Étape 4 : S’entraîner en 3 phases : dissocié, associé, intégré
C’est l’étape que beaucoup sautent et c’est souvent là que tout s’arrête. On apprend une technique de respiration, on l’essaye une fois au calme et on s’attend à pouvoir l’utiliser en finale de championnat. Ça ne fonctionne pas comme ça.
Comme toute compétence, un outil mental s’acquiert de façon progressive en 3 phases :
1. Dissocié : Au calme, en dehors de l’activité
Tu pratiques l’outil dans un environnement neutre, sans pression.
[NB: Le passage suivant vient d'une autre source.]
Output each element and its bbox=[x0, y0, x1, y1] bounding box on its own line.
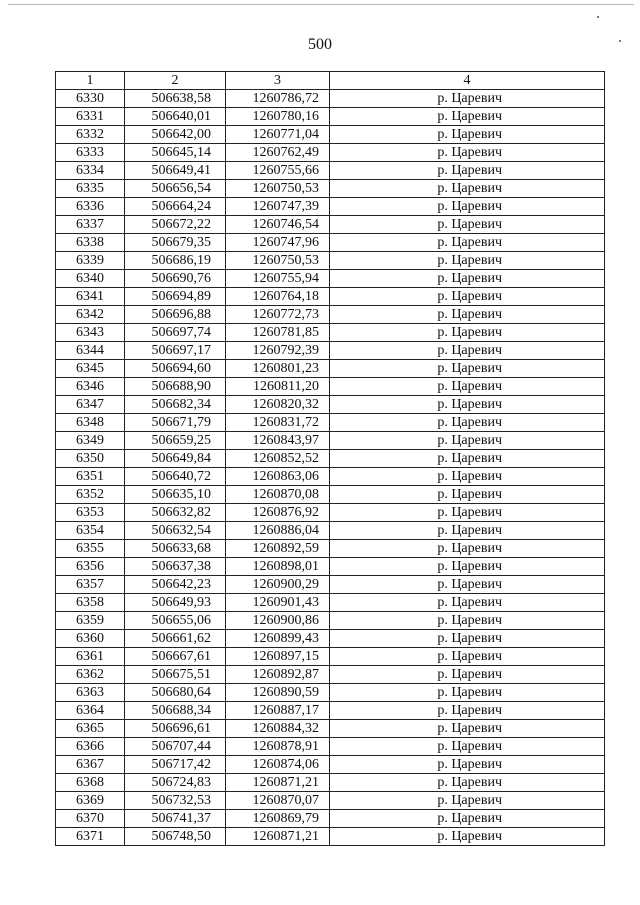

L’objectif est de comprendre le mécanisme et de te l’approprier. Par exemple, pratiquer une technique de respiration chez toi, assis dans ton canapé.
2. Associé : Dans le contexte de l’activité
Tu commences à utiliser l’outil dans des situations liées à ta pratique, mais sans pression maximale. À l’entraînement, lors d’un exercice ciblé entre autres.
3. Intégré : En situation de performance
Tu utilises l’outil en condition réelle ou simulée, sous pression. À ce stade, son utilisation doit être automatique voire réflexe.
Le travail est progressif. Brûler les étapes, c’est prendre le risque de ne jamais vraiment intégrer l’outil et de l’abandonner dès la première difficulté.
Étape 5 : Évaluer et ajuster
La préparation mentale est une démarche individualisée. Ce qui fonctionne pour un athlète peut ne pas fonctionner pour un autre. C’est pourquoi cette dernière étape est aussi importante que les premières.
Évaluer, c’est prendre régulièrement du recul pour se poser des questions simples :
- Est-ce que j’utilise réellement cet outil ?
- Est-ce qu’il m’aide concrètement dans ma pratique ?
- Est-ce que mes besoins ont évolué depuis le dernier diagnostic ?
- Y a-t-il un autre outil que je pourrais tester ?
Un outil qui ne fonctionne pas n’est pas un échec, c’est une information. La démarche fonctionne en cycle : tester → observer → ajuster. Et recommencer. C’est ainsi qu’on construit ta boîte à outils personnalisée.
En conclusion
Améliorer son mental, ce n’est pas mystérieux et ce n’est pas réservé aux champions. C’est une démarche accessible à partir du moment où on décide de s’y mettre sérieusement.
Diagnostiquer. Prioriser. Choisir les bons outils. S’entraîner progressivement. Évaluer et ajuster. Cinq étapes simples en théorie mais qui demandent de la régularité et de la rigueur dans leur application.
Et toi, c’est quoi ton point faible parmi les 5 dimensions ?
Référence
Target, C. (2024). La bible de la préparation mentale. Amphora.